The BMW I Vision Circular is a concept car produced by German automaker BMW and introduced to the public at the IAA exhibition in 2021.

Design 
BMW says the I Vision Circular was built to imagine what an all electric compact luxury model from the brand could look like in 2040. The main priority with the concept was for it to be built using 100% recyclable and 100% recycled materials, including the solid state electric battery. BMW claims to have achieved the 100% recyclability goal, and says the concept is close to 100% use of recycled materials. The body of the I Vision Circular is made from a mixture of recycled aluminum, steel and plastic, with the aluminum anodized gold instead of paint, and the steel receiving heat treatment to make it blue. The exterior also features a single piece of glass for the windshield and roof, rear-hinged rear doors, digital graphics on the BMW kidney grilles, which double as the headlights, and similar graphics running along the bottom of the windows, which BMW say could be used to display vehicle information to people outside the car. Kai Langer, head of design at BMW's electric car division, BMW i, emphasized the sustainability of the design, and said the concept was designed with minimalism in mind, noting design decisions such as how the kidney grilles and headlights are combined, while also pointing out traditional BMW design elements such as the Hofmeister kink.

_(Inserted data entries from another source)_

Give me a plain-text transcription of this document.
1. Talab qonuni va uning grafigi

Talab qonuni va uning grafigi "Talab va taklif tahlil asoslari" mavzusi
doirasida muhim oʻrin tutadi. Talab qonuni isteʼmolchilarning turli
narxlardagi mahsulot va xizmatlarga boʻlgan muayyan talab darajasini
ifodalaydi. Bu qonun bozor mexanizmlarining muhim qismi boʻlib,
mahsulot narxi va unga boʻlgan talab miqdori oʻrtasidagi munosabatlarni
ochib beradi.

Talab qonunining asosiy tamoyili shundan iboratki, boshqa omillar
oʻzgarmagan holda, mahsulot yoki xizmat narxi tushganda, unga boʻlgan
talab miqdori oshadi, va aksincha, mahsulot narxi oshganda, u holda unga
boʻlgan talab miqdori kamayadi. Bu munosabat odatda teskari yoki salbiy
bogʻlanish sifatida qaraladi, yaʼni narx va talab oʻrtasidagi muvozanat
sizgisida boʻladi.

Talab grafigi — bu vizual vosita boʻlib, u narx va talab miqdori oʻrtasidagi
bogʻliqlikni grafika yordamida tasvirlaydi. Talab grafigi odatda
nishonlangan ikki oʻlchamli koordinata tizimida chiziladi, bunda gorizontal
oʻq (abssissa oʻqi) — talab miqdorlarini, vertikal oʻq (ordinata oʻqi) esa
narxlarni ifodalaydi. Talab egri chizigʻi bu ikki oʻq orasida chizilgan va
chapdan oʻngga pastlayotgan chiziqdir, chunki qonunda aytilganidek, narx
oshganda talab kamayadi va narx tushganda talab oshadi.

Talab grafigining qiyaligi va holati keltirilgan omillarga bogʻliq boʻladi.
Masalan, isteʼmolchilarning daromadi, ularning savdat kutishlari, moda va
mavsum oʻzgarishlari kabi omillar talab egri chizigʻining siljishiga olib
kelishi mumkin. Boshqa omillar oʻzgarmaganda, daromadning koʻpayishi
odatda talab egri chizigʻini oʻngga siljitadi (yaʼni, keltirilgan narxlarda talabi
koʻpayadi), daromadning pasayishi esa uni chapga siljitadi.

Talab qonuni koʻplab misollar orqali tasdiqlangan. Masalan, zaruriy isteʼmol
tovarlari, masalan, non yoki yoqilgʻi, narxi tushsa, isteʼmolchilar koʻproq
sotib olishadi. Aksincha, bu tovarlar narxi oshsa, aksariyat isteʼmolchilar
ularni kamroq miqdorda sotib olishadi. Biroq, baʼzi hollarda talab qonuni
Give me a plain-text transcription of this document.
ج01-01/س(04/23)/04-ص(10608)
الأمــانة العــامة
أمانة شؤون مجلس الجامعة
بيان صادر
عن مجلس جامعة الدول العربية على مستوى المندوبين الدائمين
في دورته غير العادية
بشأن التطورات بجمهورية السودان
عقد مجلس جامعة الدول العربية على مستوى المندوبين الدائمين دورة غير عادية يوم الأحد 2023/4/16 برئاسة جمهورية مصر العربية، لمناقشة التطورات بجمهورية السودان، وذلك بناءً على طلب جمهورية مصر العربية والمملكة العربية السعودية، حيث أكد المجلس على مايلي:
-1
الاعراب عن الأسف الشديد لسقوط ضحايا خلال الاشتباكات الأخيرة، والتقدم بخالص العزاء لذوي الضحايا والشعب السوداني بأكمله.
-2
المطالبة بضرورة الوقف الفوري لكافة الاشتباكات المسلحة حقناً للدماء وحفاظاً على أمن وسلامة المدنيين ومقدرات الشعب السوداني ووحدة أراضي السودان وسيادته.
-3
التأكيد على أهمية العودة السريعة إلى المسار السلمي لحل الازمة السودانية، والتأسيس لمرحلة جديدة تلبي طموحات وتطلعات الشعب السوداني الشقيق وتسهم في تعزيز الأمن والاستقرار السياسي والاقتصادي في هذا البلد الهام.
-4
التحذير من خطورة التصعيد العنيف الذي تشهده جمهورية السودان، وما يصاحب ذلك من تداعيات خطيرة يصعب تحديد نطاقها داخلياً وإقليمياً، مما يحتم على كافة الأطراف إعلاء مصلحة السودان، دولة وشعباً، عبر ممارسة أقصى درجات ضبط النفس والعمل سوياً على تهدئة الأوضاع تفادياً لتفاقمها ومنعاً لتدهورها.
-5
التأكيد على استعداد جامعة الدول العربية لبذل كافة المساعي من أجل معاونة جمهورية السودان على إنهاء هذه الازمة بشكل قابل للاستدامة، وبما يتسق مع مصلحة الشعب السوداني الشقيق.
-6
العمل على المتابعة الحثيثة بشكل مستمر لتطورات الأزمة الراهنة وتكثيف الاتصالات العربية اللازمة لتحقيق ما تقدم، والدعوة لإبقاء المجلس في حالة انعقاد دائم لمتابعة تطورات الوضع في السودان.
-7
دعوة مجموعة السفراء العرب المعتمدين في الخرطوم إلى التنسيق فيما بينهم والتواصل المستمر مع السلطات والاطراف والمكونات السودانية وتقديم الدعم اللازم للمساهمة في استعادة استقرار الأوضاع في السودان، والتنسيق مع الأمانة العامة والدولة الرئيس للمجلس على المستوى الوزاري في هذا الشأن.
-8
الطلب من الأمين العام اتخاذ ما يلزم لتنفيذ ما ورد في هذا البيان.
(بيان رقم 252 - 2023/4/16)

The interior features seating for 4 and uses many of the same materials as the exterior, adding recycled fabric, as well as a steering wheel and dashboard 3D printed using wood powder and illuminated crystal materials. Other methods used to improve recyclability include using multiple types of quick release fasteners and cords in place of traditional bonded connections, glue and composite materials to make the recycling process easier, laser etched badges, and tires made from sustainably cultivated natural rubber.